Huntington’s disease, also called Huntington’s chorea or HD, is a hereditary condition due to the death of neurons or brain cells. It is a progressive brain disorder characterized by uncontrolled movements, emotional problems, and reduced cognition or thinking ability.
According to Mayo Clinic, Huntington’s disease occurs due to a hereditary defect in a single gene. As a autosomal disorder, it means a person just needs one copy of the said gene to develop the condition. This also means that someone with Huntington gene could it to his offspring. Thus, each family offspring has a 50 percent chance of inheriting the defective gene that leads to the development of Huntington’s disease.
Huntington’s disease carries its figures on a global scale. According to Huntington’s New South Wales, it is estimated that about five to seven people for every 100,000 population in Western territories are affected by the condition. In addition, a greater saturation of the disorder has been identified in the Lake Meracaibo area in Venezuela, where the Huntington’s disease prevalence is about 700 for every 100,000 people. Moreover, about 1,600 people have Huntinton’s disease and 6,000 are at risk in Australia while about 12 per 100,000 people is the condition’s prevalence in Tasmania.
The symptoms of Huntington’s disease are primarily motor, cognitive, and psychological in nature. According to Mayo Clinic, the motor symptoms include chorea, which is described as involuntary jerking or writhing movements; dystonia; slow or abnormal eye movements; impaired posture, balance, and gait; dysphagia or difficulty in swallowing; and difficulty of speech.
The cognitive impairments in Huntington’s disease include difficulty organizing, prioritizing, or focusing on tasks; lack of flexibility or inclination to get stuck on a thought, action, or behavior; lack of impulse control, which may lead to outbursts; lack of awareness about one’s own skills and behavior; difficulty learning new information; and delayed thought processes.
As per the publication, depression stands as the most common psychiatric disorder attached to Huntington’s disease. In this regard, it can be accompanied by symptoms like feelings of apathy, sadness, or irritability; social withdrawal, insomnia, fatigue and loss of energy; as well as frequent thoughts of death and suicide.
While medications like antidepressants, mood stabilizers, and involuntary movement suppressants are given to treat Huntington’s disease, home remedies can also be done to complement existing medical management.

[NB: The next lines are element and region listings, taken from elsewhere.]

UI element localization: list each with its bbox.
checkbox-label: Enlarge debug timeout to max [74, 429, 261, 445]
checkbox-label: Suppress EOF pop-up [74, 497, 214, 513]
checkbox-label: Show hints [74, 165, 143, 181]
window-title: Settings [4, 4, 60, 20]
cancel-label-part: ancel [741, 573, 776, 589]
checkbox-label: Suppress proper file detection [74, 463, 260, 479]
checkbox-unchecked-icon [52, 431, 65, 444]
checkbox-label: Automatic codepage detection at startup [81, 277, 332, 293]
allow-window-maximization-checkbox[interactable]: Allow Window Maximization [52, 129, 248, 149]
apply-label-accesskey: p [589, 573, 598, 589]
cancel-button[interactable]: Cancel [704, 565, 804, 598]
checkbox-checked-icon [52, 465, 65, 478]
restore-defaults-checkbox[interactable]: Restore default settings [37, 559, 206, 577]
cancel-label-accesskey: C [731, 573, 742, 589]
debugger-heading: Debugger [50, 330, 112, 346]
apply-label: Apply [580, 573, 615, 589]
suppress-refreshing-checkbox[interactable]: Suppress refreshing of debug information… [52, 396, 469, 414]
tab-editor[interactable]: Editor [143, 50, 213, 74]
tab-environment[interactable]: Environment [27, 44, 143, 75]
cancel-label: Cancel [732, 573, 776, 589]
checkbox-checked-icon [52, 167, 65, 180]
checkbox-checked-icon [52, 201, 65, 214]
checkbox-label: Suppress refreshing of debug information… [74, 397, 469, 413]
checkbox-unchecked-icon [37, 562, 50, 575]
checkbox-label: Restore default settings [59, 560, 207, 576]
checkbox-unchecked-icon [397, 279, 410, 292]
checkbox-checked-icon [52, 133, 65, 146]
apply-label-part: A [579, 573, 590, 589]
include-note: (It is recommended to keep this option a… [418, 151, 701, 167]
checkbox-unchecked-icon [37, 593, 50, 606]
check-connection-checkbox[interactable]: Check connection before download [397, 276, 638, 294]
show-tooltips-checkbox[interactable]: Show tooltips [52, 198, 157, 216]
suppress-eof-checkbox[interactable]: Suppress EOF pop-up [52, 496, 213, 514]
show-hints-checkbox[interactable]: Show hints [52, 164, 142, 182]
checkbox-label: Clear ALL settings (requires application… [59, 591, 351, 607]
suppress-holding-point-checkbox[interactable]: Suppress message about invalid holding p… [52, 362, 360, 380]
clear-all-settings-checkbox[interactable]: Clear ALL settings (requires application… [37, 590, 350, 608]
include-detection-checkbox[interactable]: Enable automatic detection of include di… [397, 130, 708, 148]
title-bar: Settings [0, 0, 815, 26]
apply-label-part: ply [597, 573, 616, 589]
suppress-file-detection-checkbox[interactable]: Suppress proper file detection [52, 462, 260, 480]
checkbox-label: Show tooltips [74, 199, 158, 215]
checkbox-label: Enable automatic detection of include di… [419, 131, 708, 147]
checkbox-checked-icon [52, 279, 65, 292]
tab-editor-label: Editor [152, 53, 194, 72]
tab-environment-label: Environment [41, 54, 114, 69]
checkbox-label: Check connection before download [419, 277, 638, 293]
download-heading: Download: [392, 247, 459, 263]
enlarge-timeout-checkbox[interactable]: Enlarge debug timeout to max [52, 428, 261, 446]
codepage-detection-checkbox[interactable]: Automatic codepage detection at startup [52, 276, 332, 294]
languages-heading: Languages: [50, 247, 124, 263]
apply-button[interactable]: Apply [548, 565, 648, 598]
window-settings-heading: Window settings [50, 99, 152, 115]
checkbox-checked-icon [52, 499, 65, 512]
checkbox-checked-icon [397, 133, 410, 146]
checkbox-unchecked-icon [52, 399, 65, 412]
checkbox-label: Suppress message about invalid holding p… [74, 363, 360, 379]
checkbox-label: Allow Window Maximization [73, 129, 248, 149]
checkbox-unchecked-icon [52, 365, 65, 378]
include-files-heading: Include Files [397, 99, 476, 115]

One management for Huntington’s disease is training of the mind. According to Dr. Axe’s official website, physicians suggest that family and caregivers of a person with the disorder should help establish a kind of environment that is not stressful, allows decision-making, and promotes learning. Examples are the use of calendar and clear schedules, creation of predictable routine, and setting of reminders. The living area should also be kept organized and certain activities should be prioritized over the others. Also, difficult tasks can be broken down to manageable ones and family conflict or fights should be avoided.
Physical activity delays the progress of Huntington’s disease, according to Organic Facts. As per the publication, exercise stimulates sweating and it keeps the body’s active state, which promotes the release of endorphins and hormones that stimulate the break and prevent it from breaking down. Also, physical activity promotes sweating, which removes toxins from the body. This way, the body will be able to detoxify itself and combat the condition. Other means to promote sweating is to consume spicy foods like wasabi, chili, and hot pepper.
Huntington’s disease has different process than heart attack and cancer; however, it produces symptoms that decrease a person’s level of function. Thus, medical consult is helpful to assess the client, form a plan of care, implement strategies, educate the client and the significant others, and evaluate the management outcome.